NBC’s Sunday Night Football, produced by Fred Gaudelli, is widely regarded as the crispest NFL broadcast. Al Michaels, at 71 years old, has not lost a tip-toe, let alone a step. Nevertheless, per the New York Daily News story that first broke this news, Michaels did not want to work these extra games. Bringing Tirico in to carry this load, and get him acclimated with Collinsworth and the production team for whenever Michaels is ready to step aside, appeared to be a win-win.

That was until the NFL opted to publicly embarrass both NBC and Tirico. The league’s true motives for this are anyone’s guess. CBS sent their #1 crew to both Thursday night and Sunday games last year, and so they could be trying to head off a similar move to partition the announcing duties from CBS (please, no, anything but less exposure to Phil Simms!). Could it be that the NFL is very sensitive to the idea that Thursday night games are second-rate — an idea, by the way, rooted in reality — and they could not bear any appearance of cutting corners?

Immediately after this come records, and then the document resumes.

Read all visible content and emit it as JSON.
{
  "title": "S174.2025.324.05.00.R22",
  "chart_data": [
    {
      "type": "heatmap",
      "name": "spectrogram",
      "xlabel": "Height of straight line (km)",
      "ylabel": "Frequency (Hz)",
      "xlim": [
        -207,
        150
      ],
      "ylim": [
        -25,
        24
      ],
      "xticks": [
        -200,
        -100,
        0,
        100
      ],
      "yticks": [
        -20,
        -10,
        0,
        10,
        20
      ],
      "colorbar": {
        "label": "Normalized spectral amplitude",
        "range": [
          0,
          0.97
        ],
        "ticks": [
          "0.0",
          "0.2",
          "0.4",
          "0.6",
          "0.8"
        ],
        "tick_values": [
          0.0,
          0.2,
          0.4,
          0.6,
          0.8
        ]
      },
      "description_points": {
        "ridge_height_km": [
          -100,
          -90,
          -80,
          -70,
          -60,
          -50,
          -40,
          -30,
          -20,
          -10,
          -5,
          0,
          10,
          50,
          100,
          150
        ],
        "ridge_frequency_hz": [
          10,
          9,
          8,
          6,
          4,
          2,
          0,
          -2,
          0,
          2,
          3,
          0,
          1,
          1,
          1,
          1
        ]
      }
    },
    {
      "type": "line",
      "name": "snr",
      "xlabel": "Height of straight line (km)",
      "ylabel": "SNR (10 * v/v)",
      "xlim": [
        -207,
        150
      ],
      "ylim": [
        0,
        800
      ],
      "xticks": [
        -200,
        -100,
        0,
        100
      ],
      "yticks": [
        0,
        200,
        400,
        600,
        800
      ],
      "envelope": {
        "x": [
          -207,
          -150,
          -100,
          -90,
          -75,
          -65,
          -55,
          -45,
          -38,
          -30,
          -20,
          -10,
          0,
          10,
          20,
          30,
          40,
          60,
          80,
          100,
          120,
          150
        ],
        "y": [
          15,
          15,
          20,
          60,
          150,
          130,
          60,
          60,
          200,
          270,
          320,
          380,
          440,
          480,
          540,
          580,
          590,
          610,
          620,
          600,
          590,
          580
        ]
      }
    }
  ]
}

That seems to be what their statement indicates, even though Mike Tirico is hardly bargain basement. While, again, Al Michaels is phenomenal, it’s not impossible to foresee diminishing returns when he’s criss-crossing the country during the second half of the season, doubling his preparation load. This also goes for the rest of the SNF crew. How much more capacity is there for a group that was already firing on all cylinders to make one game a week feel like the most special event?

How NBC (and Tirico’s agent Sandy Montag) didn’t dot their i’s and cross their t’s on this boggles the mind. They really made this splashy hire without first clearing it through the highest channels? They just assumed the NFL would accept something that was different from their bid? In any event, this is the situation NBC’s in, and they have to make the best of it. So what do they do now?

One theoretical option would be to put Tirico in the Sunday Night Football studio telecast. While this wouldn’t be the greatest consolation prize for him given that he signed on to call the games on the field, at least he wouldn’t be wearing an invisibility cloak. NBC has Bob Costas and Dan Patrick on their studio coverage now. They could move Costas to Thursday nights, giving him a break after the grueling Olympics, and free him up to fully consume the baseball playoffs (and, if the stars aligned, perhaps call the NLDS games on MLB Network).

If Tirico, Costas, and NBC all wanted this to happen, would the NFL allow it, or would they drag their feet again? Tirico did not respond to a message seeking comment, and NBC declined to comment for this story. So far, Tirico has not said anything since the demotion, except for this quick, blunt exchange with Dan Patrick:

Would Tirico ever try to tackle the English Premiership? Last year NBC signed a gigantic new deal with the EPL that runs through the 2021-22 season. Tirico hosted ESPN’s Euro 2016 coverage this summer and the World Cup in 2014; in the studio, NBC already has Rebecca Lowe and Arlo White, who are very good. Would it make sense for Tirico to call EPL games? This turned out to be a disaster for Fox and Gus Johnson. However, Tirico is certainly more understated and therefore naturally appealing to core soccer audiences. Still, NBC has catered to this core demographic for several years now, and its coverage is very English, and throwing Tirico into it would be an immense challenge — and risk — to say the least.

Tirico was already slated to be a part of the network’s golf coverage. Beyond that, there’s the Triple Crown, Nascar, Notre Dame, and some Atlantic-10 college basketball games. Will Tirico be involved in any of those?

The Olympics are a few weeks every two years, and do not appear as though they’ll be the singularly galvanizing event they used to be going forward, especially when you consider time zone issues at the next three in Korea, Japan, and China.

Whatever the case may be, it will be interesting to see what NBC does with Tirico’s time, at the very least in between now and Super Bowl LII in early 2018, when Al Michaels’ contract is up.